Wednesday, October 23, 2013
With the various health issues, family health care issues, long work hours, economic issues (cost of groceries, gas and medical care) and home repair issues, it is often easy to find ourselves isolated and detached from our friends and neighbors. Since I've experienced several of these issues recently, I've decided to come up with a viable plan to help me cope with any unexpected situations that result in me being/feeling isolated from other people. Here is what I came up with:
1.) Let other trusted people know what is going on and establish a list of family, friends and neighbors with whom you can call or visit.

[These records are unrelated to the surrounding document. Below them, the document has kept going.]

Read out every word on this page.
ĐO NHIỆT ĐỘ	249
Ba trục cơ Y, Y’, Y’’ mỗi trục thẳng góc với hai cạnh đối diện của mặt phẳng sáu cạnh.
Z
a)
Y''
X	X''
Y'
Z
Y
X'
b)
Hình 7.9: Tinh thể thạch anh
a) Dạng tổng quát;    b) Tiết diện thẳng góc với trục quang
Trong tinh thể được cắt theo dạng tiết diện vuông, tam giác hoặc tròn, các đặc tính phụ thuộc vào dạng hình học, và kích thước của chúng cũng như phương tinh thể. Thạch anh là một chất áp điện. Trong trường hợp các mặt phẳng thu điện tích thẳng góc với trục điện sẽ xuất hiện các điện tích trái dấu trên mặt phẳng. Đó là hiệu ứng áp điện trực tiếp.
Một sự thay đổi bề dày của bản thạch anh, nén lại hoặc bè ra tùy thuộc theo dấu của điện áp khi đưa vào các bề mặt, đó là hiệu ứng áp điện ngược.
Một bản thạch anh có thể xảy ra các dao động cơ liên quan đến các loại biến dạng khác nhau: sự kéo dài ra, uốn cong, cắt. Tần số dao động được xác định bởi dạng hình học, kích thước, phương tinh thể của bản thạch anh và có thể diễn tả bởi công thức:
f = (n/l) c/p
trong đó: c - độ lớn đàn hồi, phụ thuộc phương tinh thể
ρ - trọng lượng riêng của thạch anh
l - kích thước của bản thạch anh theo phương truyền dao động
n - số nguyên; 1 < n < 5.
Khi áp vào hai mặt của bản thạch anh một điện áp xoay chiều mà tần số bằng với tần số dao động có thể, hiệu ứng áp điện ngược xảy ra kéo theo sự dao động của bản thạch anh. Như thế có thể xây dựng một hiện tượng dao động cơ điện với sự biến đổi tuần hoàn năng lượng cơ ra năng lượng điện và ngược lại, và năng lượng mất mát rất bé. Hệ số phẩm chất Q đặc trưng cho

In this age of technology, my number one need is to talk and/or see another human being in person. They can either come to me or I can go to them. Either way, the human touch is my A#1 choice for coping.
2.) Seek out your spiritual leader. Most ministers, rabbis, priests, pastors etc. are available to their congregations for home or hospital calls. You just have to pick up the phone and call or speak to one of them after your religious services. Spiritual leaders also know who to contact for help in your community, if you have an issue of needed outside help. Many religious organizations offer counseling, social events, volunteering opportunities and other religious functions.
3.) If you have a mode of transportation and can physically get out of the house, many area hospitals offer support groups which you may find helpful in your particular situation. They also have education classes (usually free) on a variety of topics.
4.) If you have a mode of transportation and can physically get out of the house, many areas have a public library with computer hub, book clubs, education classes, craft classes and other resources available.
5.) Many school systems offer adult education, some colleges offer online educations (some of these are even free!) and many cities and/or counties offer a variety of classes through their recreation and parks departments. Some offer programs for senior citizens, job fairs and community boards. The local Chamber of Commerce frequently offers programs for a variety of businesses as well as classes and social activities. Many post local activities on their web sites.
6.) If you don't have transportation, calling the city, county or state that you live in may give you information on bus lines, handicapped transportation and organizations who volunteer to drive people to various locations. Family, friends and neighbors are also usually good about offering rides, especially if you offer to pay something toward the cost of gas.
7.) If for some reason you can't leave the house or are in a hospital setting, please let your family, friends, neighbors and spiritual counselor know. Most people are only too glad to offer support if they know that you are in need of it. During my last two surgeries, friends and neighbors came to visit me. Many of them brought dinners so that my hubby wouldn't have to both take care of me and spend time shopping and cooking. We were both so very grateful to everyone.
8.) If some other reason keeps you isolated, take heart. Seeking out Spark Friends, the message boards here at Spark People, writing blogs, reading other Spark blogs can offer you support via the internet. I have met many people through our local Spark Team and we get together once a month for dinner. (I helped to start our local team with another person in our area. It was actually her idea and I ran with it) If there isn't a local Spark Team in your area, you can take the bull by the horns and start one yourself with a few of your friends or co-workers. You can also look up your State Spark team and ask on the team boards if anyone lives in your area. That would be another way to get some face to face support.
9.) I started going to our local Weight Watchers meetings, which offers unlimited meeting opportunities. I can go every day if I feel the need for support with my goals during my weight loss journey. For me, I like the idea that if I feel alone and in need of support, I just look the meeting times up on their web site and off I go! There are many other organizations that offer something similar. Be aware that most of them charge a weekly or monthly fee unlike Spark People which is free. Again, the human element here is what appeals to me when I'm feeling isolated for what ever reason.
10.) If all else fails, I turn to doing crafts and look for classes in making simple items at the local craft store. Or, I go to the local indoor pool at the Y and attend water classes, Zumba classes, Silver Sneakers, yoga, monthly lunches, workout on the machines or watch demonstrations of different classes. Many of the things I learn, I can in turn take back home with me and do on my own. I am on the member contact lists for several of my water classes. When people don't hear from me for a while, I will often get a call or email, asking if I'm okay. It goes a long way to help me fight isolation!
I hope my list of strategies strikes a bell with some of you out there. The biggest hurdle I've encountered with combating isolation is swallowing my false sense of pride and independence and picking up the telephone to let others know my situation. I've learned over the past 5 years that other people are not mind readers. If I have needs, I have to make them known, otherwise those needs will remain unfulfilled.